WASHINGTON — The Supreme Court has thrown a hitch into President Barack Obama’s new health care law by blocking a requirement that some religion-affiliated organizations provide health insurance that includes birth control.
WASHINGTON — The Supreme Court has thrown a hitch into President Barack Obama’s new health care law by blocking a requirement that some religion-affiliated organizations provide health insurance that includes birth control.
Justice Sonia Sotomayor late Tuesday night decided to block implementation of the contraceptive coverage requirement, only hours before the law’s insurance coverage went into effect on New Year’s Day.
Her decision, which came after federal court filings by Catholic-affiliated groups from around the nation in hopes of delaying the requirements, throws a part of the president’s signature law into temporary disarray. At least one federal appeals court agreed with Sotomayor, issuing its own stay against part of the Affordable Care Act, also known as Obamacare.
The White House on Wednesday issued a statement saying that the administration is confident that its rules “strike the balance of providing women with free contraceptive coverage while preventing non-profit religious organizations with religious objections to contraceptive coverage from having to contract, arrange, pay, or refer for such coverage.”

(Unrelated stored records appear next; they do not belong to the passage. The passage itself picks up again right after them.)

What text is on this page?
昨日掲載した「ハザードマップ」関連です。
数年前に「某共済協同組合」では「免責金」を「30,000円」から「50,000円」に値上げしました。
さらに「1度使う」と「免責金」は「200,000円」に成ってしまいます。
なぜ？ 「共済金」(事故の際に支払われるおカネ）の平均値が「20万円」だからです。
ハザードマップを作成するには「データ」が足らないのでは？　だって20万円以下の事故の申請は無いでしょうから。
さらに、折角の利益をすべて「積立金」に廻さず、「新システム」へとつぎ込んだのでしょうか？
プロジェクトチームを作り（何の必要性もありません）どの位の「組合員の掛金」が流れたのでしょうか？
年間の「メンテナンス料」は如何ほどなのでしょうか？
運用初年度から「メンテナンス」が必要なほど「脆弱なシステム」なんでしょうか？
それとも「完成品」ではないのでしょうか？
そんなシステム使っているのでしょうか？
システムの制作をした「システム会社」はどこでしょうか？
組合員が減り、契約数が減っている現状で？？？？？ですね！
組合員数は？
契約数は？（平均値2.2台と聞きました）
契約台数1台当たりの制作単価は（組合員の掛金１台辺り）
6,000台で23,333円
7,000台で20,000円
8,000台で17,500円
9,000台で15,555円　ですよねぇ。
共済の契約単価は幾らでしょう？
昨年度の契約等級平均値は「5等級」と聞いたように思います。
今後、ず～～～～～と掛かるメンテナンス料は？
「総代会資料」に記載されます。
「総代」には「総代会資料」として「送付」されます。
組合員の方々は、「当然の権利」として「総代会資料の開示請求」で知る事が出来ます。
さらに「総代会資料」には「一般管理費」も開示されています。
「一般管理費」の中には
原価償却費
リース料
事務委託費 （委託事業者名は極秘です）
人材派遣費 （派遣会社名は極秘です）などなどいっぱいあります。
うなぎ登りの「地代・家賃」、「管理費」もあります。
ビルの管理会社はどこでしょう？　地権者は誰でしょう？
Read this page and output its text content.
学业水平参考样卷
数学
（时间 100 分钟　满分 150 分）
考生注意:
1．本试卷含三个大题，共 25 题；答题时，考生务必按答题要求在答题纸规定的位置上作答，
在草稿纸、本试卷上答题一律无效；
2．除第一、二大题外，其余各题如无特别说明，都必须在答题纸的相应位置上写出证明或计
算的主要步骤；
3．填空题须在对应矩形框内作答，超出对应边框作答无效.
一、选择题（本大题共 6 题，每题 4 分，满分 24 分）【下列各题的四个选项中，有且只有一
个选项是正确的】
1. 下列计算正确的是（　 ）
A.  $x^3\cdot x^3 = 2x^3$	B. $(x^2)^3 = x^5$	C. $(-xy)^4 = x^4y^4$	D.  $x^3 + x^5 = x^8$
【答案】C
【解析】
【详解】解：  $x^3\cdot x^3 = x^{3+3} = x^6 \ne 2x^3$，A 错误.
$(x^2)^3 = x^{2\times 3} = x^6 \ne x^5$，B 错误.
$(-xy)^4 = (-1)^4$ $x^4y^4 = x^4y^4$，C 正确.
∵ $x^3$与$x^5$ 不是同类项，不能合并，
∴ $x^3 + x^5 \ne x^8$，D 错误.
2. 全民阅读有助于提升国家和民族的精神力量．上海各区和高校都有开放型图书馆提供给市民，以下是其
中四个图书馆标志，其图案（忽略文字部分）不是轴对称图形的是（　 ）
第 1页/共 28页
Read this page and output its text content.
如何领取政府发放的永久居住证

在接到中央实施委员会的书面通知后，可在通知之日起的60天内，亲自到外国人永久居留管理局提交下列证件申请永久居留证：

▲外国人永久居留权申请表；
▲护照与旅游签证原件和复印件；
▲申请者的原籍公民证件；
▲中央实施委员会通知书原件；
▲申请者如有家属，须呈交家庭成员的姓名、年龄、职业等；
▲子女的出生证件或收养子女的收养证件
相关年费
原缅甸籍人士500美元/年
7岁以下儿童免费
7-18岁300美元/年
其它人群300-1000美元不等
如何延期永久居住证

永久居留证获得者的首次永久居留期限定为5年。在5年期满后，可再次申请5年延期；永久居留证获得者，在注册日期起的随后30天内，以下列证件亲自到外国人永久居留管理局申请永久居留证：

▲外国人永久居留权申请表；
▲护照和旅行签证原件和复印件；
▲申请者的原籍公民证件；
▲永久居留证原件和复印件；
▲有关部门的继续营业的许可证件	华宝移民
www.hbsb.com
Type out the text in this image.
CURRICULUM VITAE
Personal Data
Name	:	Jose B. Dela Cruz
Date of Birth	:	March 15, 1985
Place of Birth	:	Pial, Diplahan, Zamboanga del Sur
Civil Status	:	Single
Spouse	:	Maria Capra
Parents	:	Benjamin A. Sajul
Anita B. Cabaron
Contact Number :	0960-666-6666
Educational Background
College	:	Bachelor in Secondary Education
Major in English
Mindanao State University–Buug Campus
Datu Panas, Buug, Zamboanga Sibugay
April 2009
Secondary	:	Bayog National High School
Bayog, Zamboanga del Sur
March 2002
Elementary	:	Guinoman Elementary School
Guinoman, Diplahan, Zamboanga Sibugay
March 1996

Sotomayor acted on a request from an organization of Catholic nuns in Denver, the Little Sisters of the Poor Home for the Aged. Its request for an emergency stay had been denied earlier in the day by a federal appeals court.
The government is “temporarily enjoined from enforcing against applicants the contraceptive coverage requirements imposed by the Patient Protection and Affordable Care Act,” Sotomayor said in the order.
Sotomayor, who was in New York Tuesday night to lead the final 60-second countdown and push the ceremonial button to signal the descent of the Times Square New Year’s Eve ball, gave government officials until 10 a.m. EST Friday to respond to her order. A decision on whether to make the temporary injunction permanent or dissolve it likely won’t be made before then.
“The government has lots of ways to deliver contraceptives to people,” said Mark Rienzi, a lawyer for the nuns. “It doesn’t need to force nuns to participate.”
Under the health care law, most health insurance plans have to cover all FDA-approved contraceptives as preventive care for women. That means the coverage is provided free of charge.
Churches and other houses of worship are exempt from the birth control requirement, but affiliated institutions that serve the general public are not. That includes charitable organizations, universities and hospitals.
The requirement prompted an outcry from religious groups, which led the administration to try to craft a compromise. Under that compromise, insurers or health plan administrators must provide birth control coverage, and the religious institution itself is not responsible.
But the administration’s compromise did not satisfy some critics, who called it a fig leaf.
The nuns would have to sign a form authorizing their insurance company to provide contraceptive coverage, which would still violate their beliefs, Rienzi said.
“Without an emergency injunction, Mother Provincial Loraine Marie Maguire has to decide between two courses of action: (a) sign and submit a self-certification form, thereby violating her religious beliefs; or (b) refuse to sign the form and pay ruinous fines,” Rienzi said.
The Little Sisters operate homes for the elderly poor in the United States and around the world. They were joined in their lawsuit by religious health benefit providers, Christian Brothers Services and Christian Brothers Employee Benefits Trust.
Sotomayor’s decision to delay the contraceptive portion of the law was joined by the U.S. Court of Appeals for the District of Columbia Circuit, which also issued an emergency stay for Catholic-affiliated groups challenging the contraceptive provision, including the Archdiocese of Washington, D.C., and Catholic University.
But one judge on the three-judge panel that made the decision, Judge David S. Tatel, said he would have denied their motion.
“Because I believe that appellants are unlikely to prevail on their claim that the challenged provision imposes a ‘substantial burden’ under the Religious Freedom Restoration Act, I would deny their application for an injunction pending appeal,” Tatel said.
The archdiocese praised the appeals court’s action in a statement.
“This action by the U.S. Court of Appeals for the D.C. Circuit is in line with the rulings of courts all across the country which have held that the HHS mandate imposes a substantial and impermissible burden on the free exercise of religion,” the archdiocese said. “These decisions also vindicate the pledge of the U.S. Catholic bishops to stand united in resolute defense of the first and most sacred freedom — religious liberty.”
The Supreme Court already has decided to rule on whether businesses may use religious objections to escape a requirement to cover birth control for employees. That case, which involves Hobby Lobby Inc., an Oklahoma City-based arts and crafts chain with 13,000 full-time employees, is expected to be argued in March and decided by summer.